Glasgow, often grim and rainy, and with a reputation for a rough side it tries hard to live down, may seem like an unlikely place for young artists to flourish, but they have. There is a can-do attitude, an outward looking and ambitious sensibility. “I think Glasgow has developed in parallel with a lot of other cities in the UK but perhaps stayed under the radar a bit nationally and internationally, mainly due to being geographically isolated, relatively speaking,” says Mike Grieve, Sub Club’s Managing Director. “Going back to the early days, apart from Manchester, I would say that Glasgow was on the House music scene before any of the other major cities in the UK.”
If you want join the party, go to Sub Club, Mono, Stereo, Nice ’N’ Sleazy’s, La Cheetah Club to start with. As Managing Director and a founding member of LuckyMe, Martyn Flyn happily pushes artists outside the label, showing again how Glasgow’s open nature powers a hive of activity. He says DJ and producer, Nightwave, a.k.a., Maya Medvesek, is one to watch. She runs her own label and started up a club night just over a year ago. “I started Nightrave at La Cheetah Club about a year ago hoping to bring a bit of variety to Glasgow – we play more ghetto house, juke, grime and hip hop and I also felt Glasgow needed a female promoter-fronted club night. The one sad thing here is that women in music are noted by their absence, I’d love to get more girls into making music and DJing,” says Madvesek. Originally from Slovenia, Medvesek says she used to sneak out to clubs when she was a teen, then moved to London twelve years ago on her own. Tired of the expensive London lifestyle, she moved to Scotland two years ago. “The passion for electronic music in Glasgow is incredibly strong and there is a great community of like-minded people, not only artists but also an engaged audience that will pay to see underground music. I go and DJ all over the world but Glasgow is my favorite place to play – either La Cheetah or Sub Club. Nothing compares to the energy of those two clubs,” Medvesek passionately details. “People are really open and approachable here, everyone just sticking together because they absolutely live and breathe music. I think people share and collaborate a lot – Glasgow is not known for its fine weather so making music makes sense when you’re stuck inside most of the time.” She is finishing off her next EP for her label Heka Trax, out in November.

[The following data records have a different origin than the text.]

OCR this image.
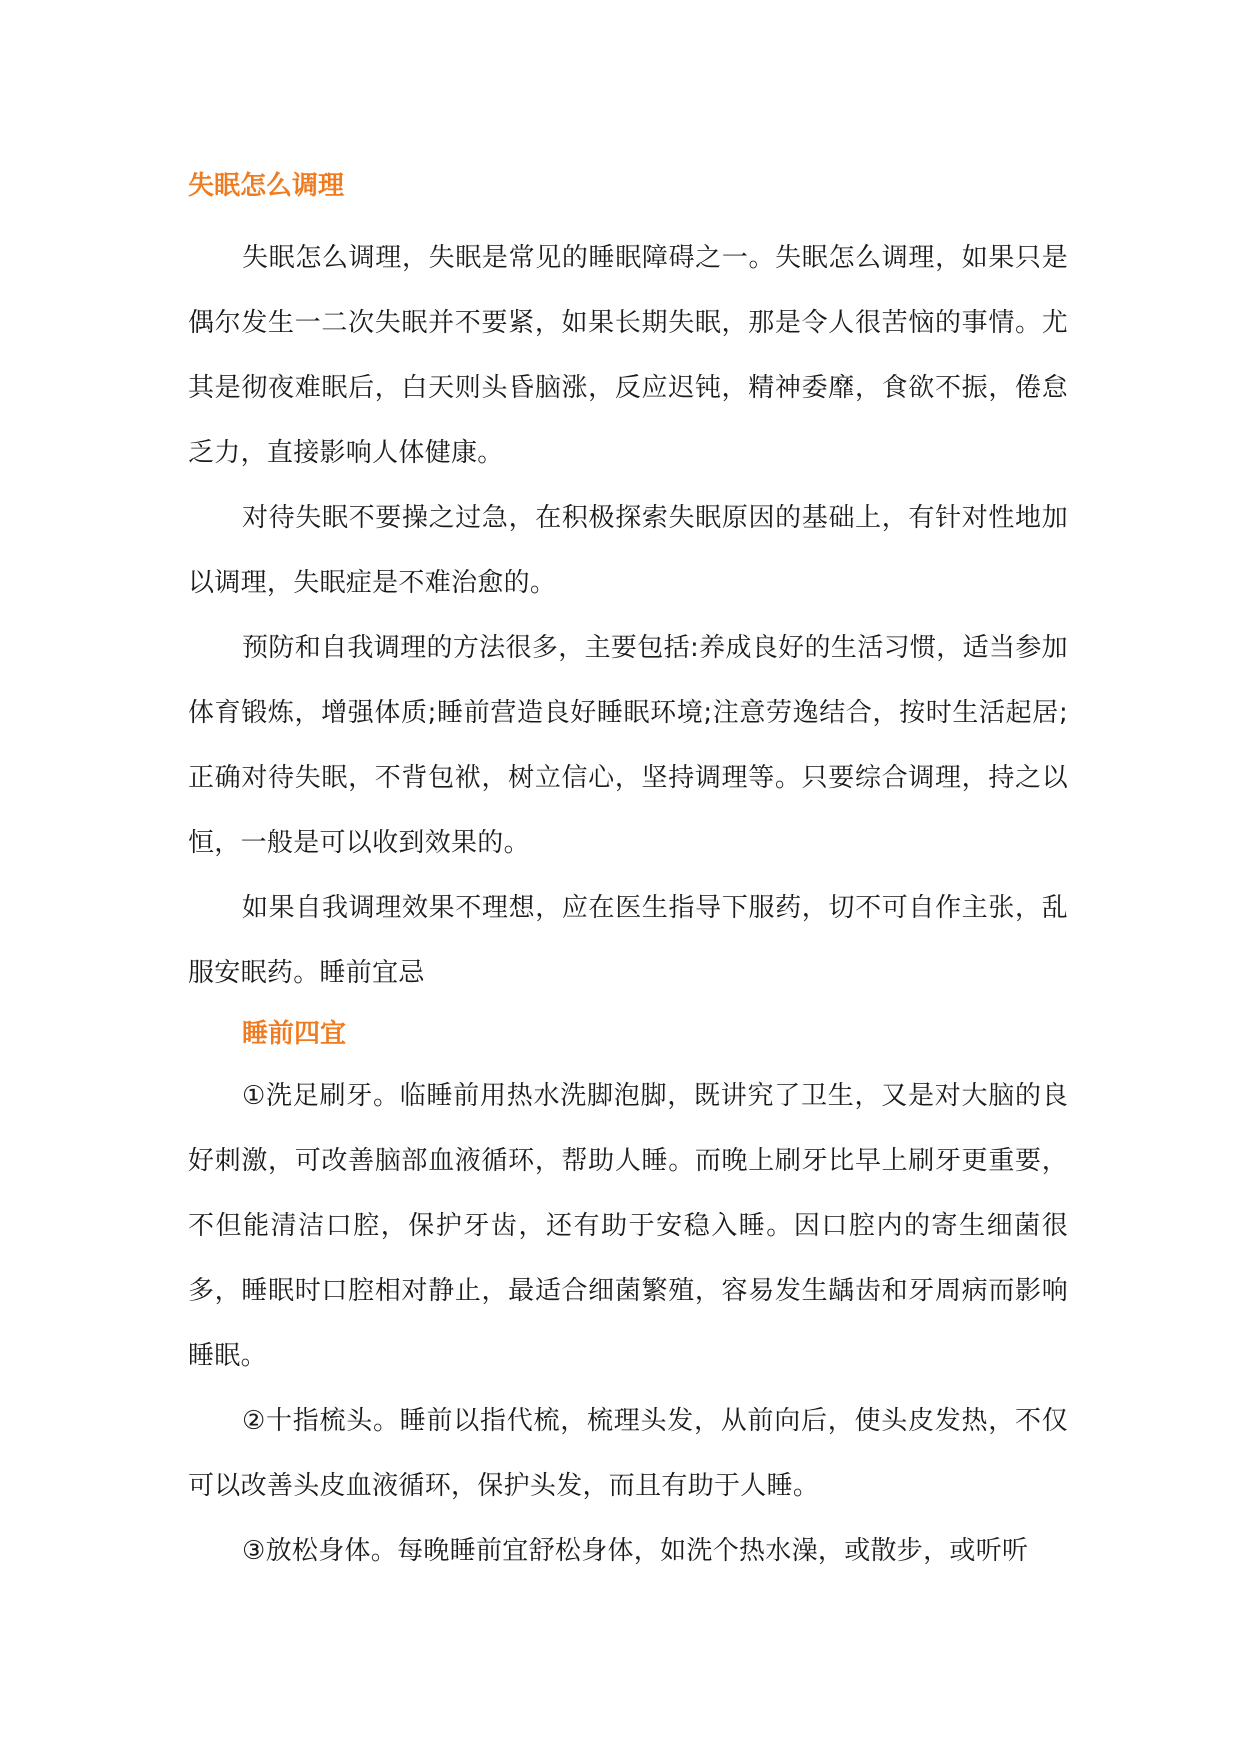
失眠怎么调理

失眠怎么调理，失眠是常见的睡眠障碍之一。失眠怎么调理，如果只是偶尔发生一二次失眠并不要紧，如果长期失眠，那是令人很苦恼的事情。尤其是彻夜难眠后，白天则头昏脑涨，反应迟钝，精神委靡，食欲不振，倦怠乏力，直接影响人体健康。

对待失眠不要操之过急，在积极探索失眠原因的基础上，有针对性地加以调理，失眠症是不难治愈的。

预防和自我调理的方法很多，主要包括:养成良好的生活习惯，适当参加体育锻炼，增强体质;睡前营造良好睡眠环境;注意劳逸结合，按时生活起居;正确对待失眠，不背包袱，树立信心，坚持调理等。只要综合调理，持之以恒，一般是可以收到效果的。

如果自我调理效果不理想，应在医生指导下服药，切不可自作主张，乱服安眠药。睡前宜忌

睡前四宜

①洗足刷牙。临睡前用热水洗脚泡脚，既讲究了卫生，又是对大脑的良好刺激，可改善脑部血液循环，帮助人睡。而晚上刷牙比早上刷牙更重要，不但能清洁口腔，保护牙齿，还有助于安稳入睡。因口腔内的寄生细菌很多，睡眠时口腔相对静止，最适合细菌繁殖，容易发生龋齿和牙周病而影响睡眠。

②十指梳头。睡前以指代梳，梳理头发，从前向后，使头皮发热，不仅可以改善头皮血液循环，保护头发，而且有助于人睡。

③放松身体。每晚睡前宜舒松身体，如洗个热水澡，或散步，或听听
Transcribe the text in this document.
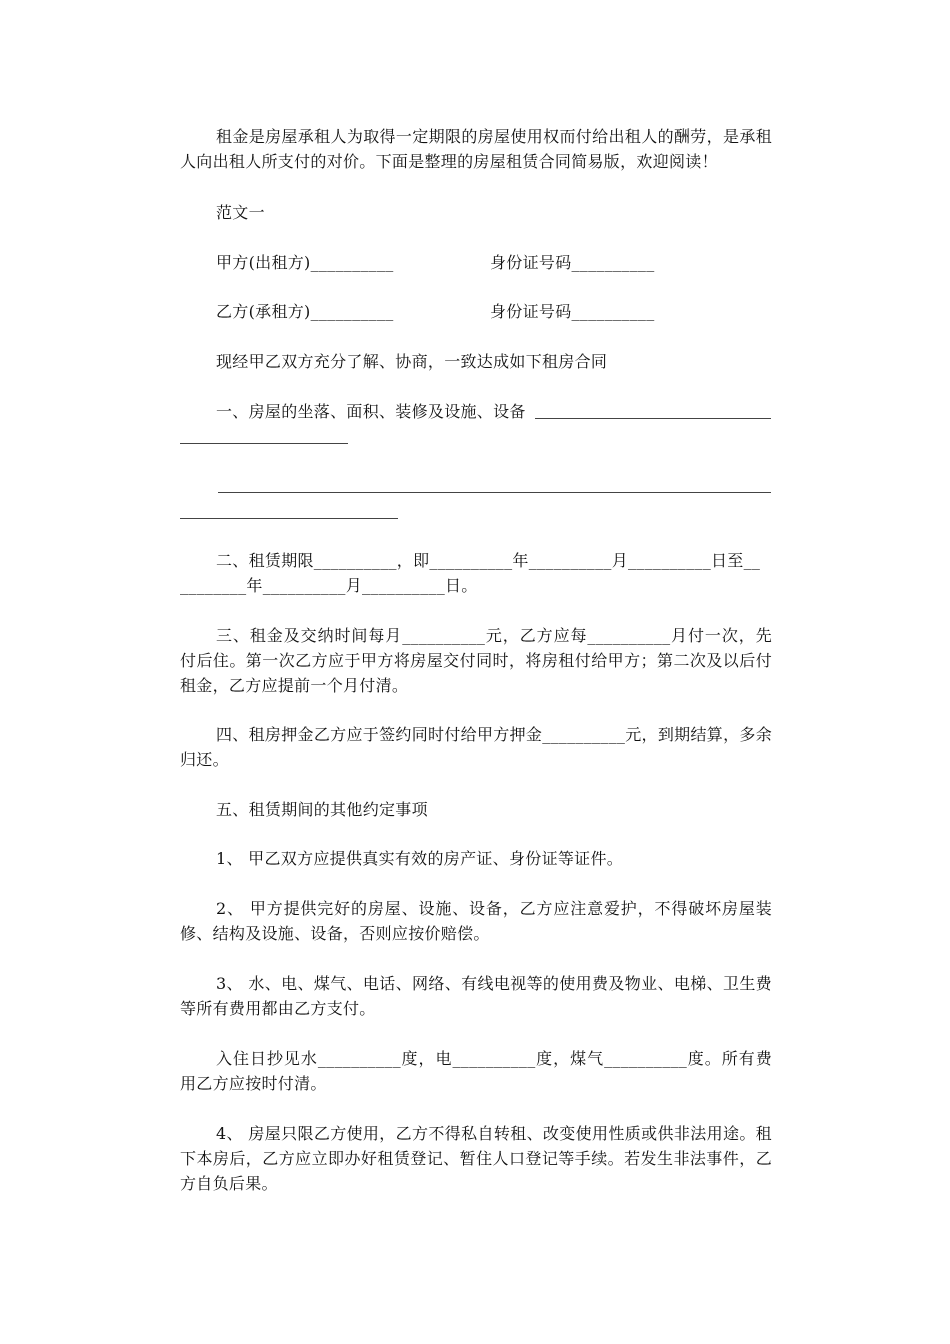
租金是房屋承租人为取得一定期限的房屋使用权而付给出租人的酬劳，是承租人向出租人所支付的对价。下面是整理的房屋租赁合同简易版，欢迎阅读！
范文一
甲方(出租方)__________	身份证号码__________
乙方(承租方)__________	身份证号码__________
现经甲乙双方充分了解、协商，一致达成如下租房合同
一、房屋的坐落、面积、装修及设施、设备
二、租赁期限__________，即__________年__________月__________日至__
________年__________月__________日。
三、租金及交纳时间每月__________元，乙方应每__________月付一次，先付后住。第一次乙方应于甲方将房屋交付同时，将房租付给甲方；第二次及以后付租金，乙方应提前一个月付清。
四、租房押金乙方应于签约同时付给甲方押金__________元，到期结算，多余归还。
五、租赁期间的其他约定事项
1、 甲乙双方应提供真实有效的房产证、身份证等证件。
2、 甲方提供完好的房屋、设施、设备，乙方应注意爱护，不得破坏房屋装修、结构及设施、设备，否则应按价赔偿。
3、 水、电、煤气、电话、网络、有线电视等的使用费及物业、电梯、卫生费等所有费用都由乙方支付。
入住日抄见水__________度，电__________度，煤气__________度。所有费用乙方应按时付清。
4、 房屋只限乙方使用，乙方不得私自转租、改变使用性质或供非法用途。租下本房后，乙方应立即办好租赁登记、暂住人口登记等手续。若发生非法事件，乙方自负后果。
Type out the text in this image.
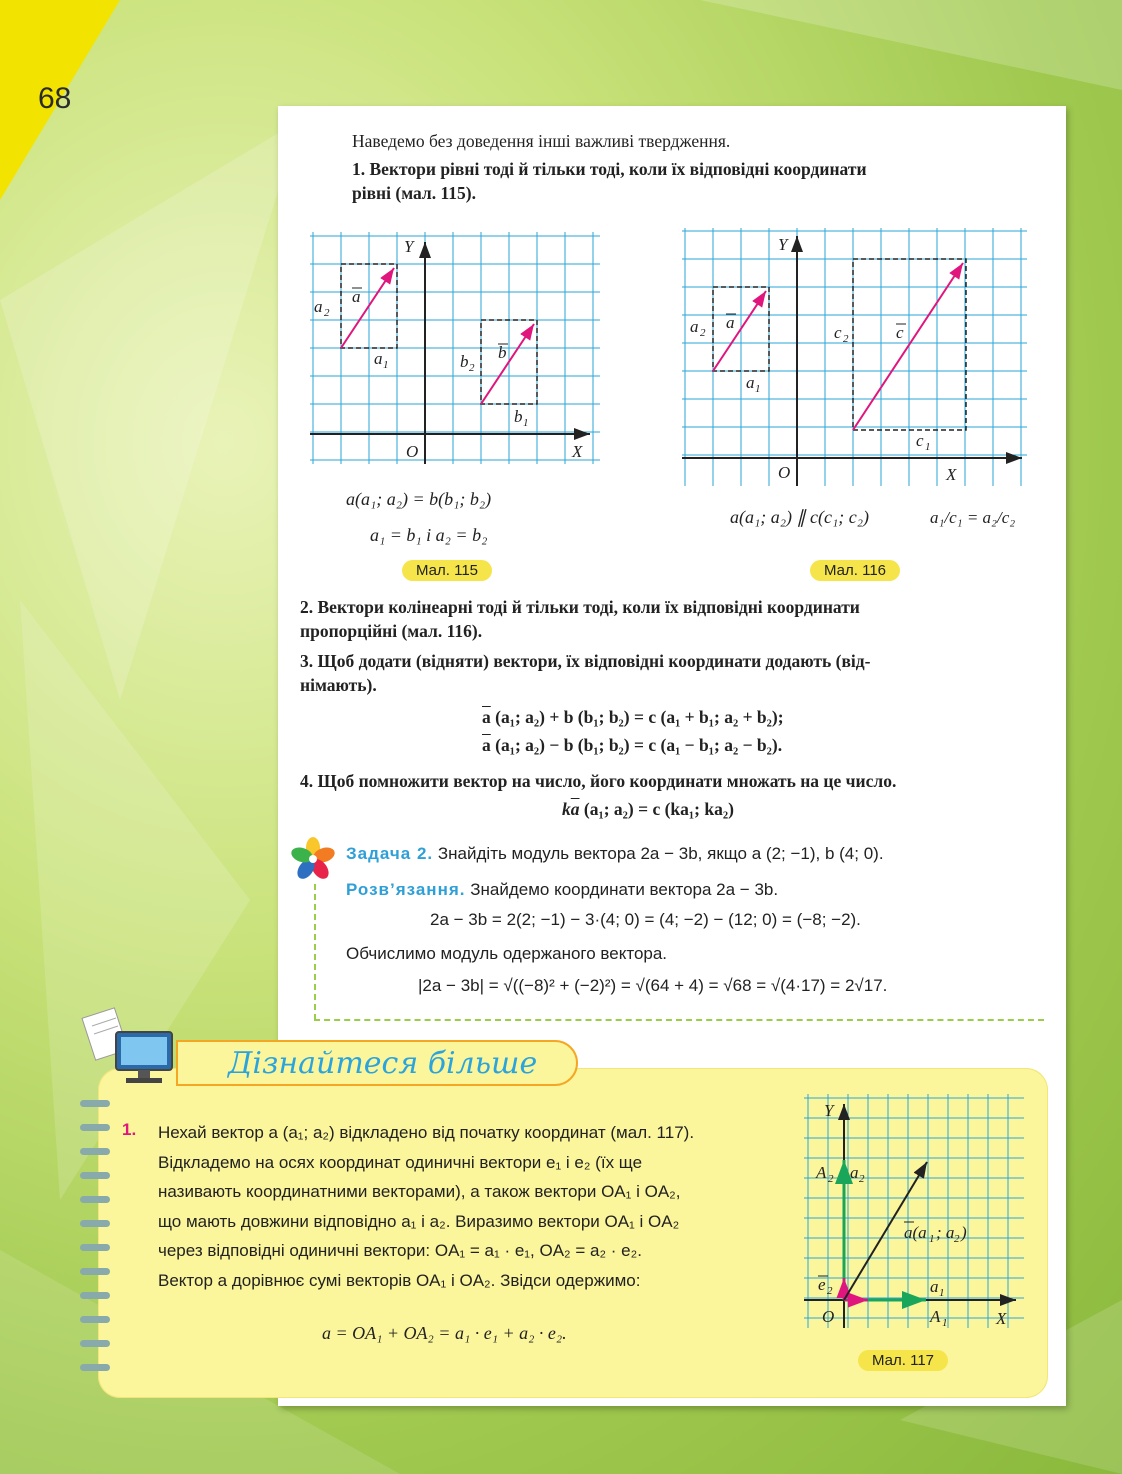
68
Наведемо без доведення інші важливі твердження.
1. Вектори рівні тоді й тільки тоді, коли їх відповідні координати
рівні (мал. 115).
Y
X
O
a
a 2
a 1
b
b 2
b 1
a(a₁; a₂) = b(b₁; b₂)
a₁ = b₁ і a₂ = b₂
Мал. 115
Y
X
O
a
a 2
a 1
c
c 2
c 1
a(a₁; a₂) ∥ c(c₁; c₂)	a₁/c₁ = a₂/c₂
Мал. 116
2. Вектори колінеарні тоді й тільки тоді, коли їх відповідні координати
пропорційні (мал. 116).
3. Щоб додати (відняти) вектори, їх відповідні координати додають (від-
німають).
$\overline{a}$ (a₁; a₂) + b (b₁; b₂) = c (a₁ + b₁; a₂ + b₂);
$\overline{a}$ (a₁; a₂) − b (b₁; b₂) = c (a₁ − b₁; a₂ − b₂).
4. Щоб помножити вектор на число, його координати множать на це число.
$k\overline{a}$ (a₁; a₂) = c (ka₁; ka₂)
Задача 2. Знайдіть модуль вектора 2a − 3b, якщо a (2; −1), b (4; 0).
Розв’язання. Знайдемо координати вектора 2a − 3b.
2a − 3b = 2(2; −1) − 3·(4; 0) = (4; −2) − (12; 0) = (−8; −2).
Обчислимо модуль одержаного вектора.
|2a − 3b| = √((−8)² + (−2)²) = √(64 + 4) = √68 = √(4·17) = 2√17.
Дізнайтеся більше
1. Нехай вектор a (a₁; a₂) відкладено від початку координат (мал. 117).
Відкладемо на осях координат одиничні вектори e₁ і e₂ (їх ще
називають координатними векторами), а також вектори OA₁ і OA₂,
що мають довжини відповідно a₁ і a₂. Виразимо вектори OA₁ і OA₂
через відповідні одиничні вектори: OA₁ = a₁ · e₁, OA₂ = a₂ · e₂.
Вектор a дорівнює сумі векторів OA₁ і OA₂. Звідси одержимо:
a = OA₁ + OA₂ = a₁ · e₁ + a₂ · e₂.
Y
X
O
A 2 a 2
e 2	a 1
A 1
a(a 1 ; a 2 )
Мал. 117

The DJ scene can breed pumped-up egos and competitiveness, but in Glasgow, it goes beyond that, with confidence. “I don’t think anyone ever set out with the specific objective of nurturing talent – it’s always been about the party for us and so talented local DJs have naturally gravitated towards the Sub Club,” says Mike Grieve. “The scene that we exist within has always been forward thinking and there has always been exciting new music being made,” says Harri of Subculture. “When the dust settles we will hopefully still be here. Later this year we hope to do a Sub Club label and then who knows, world domination?”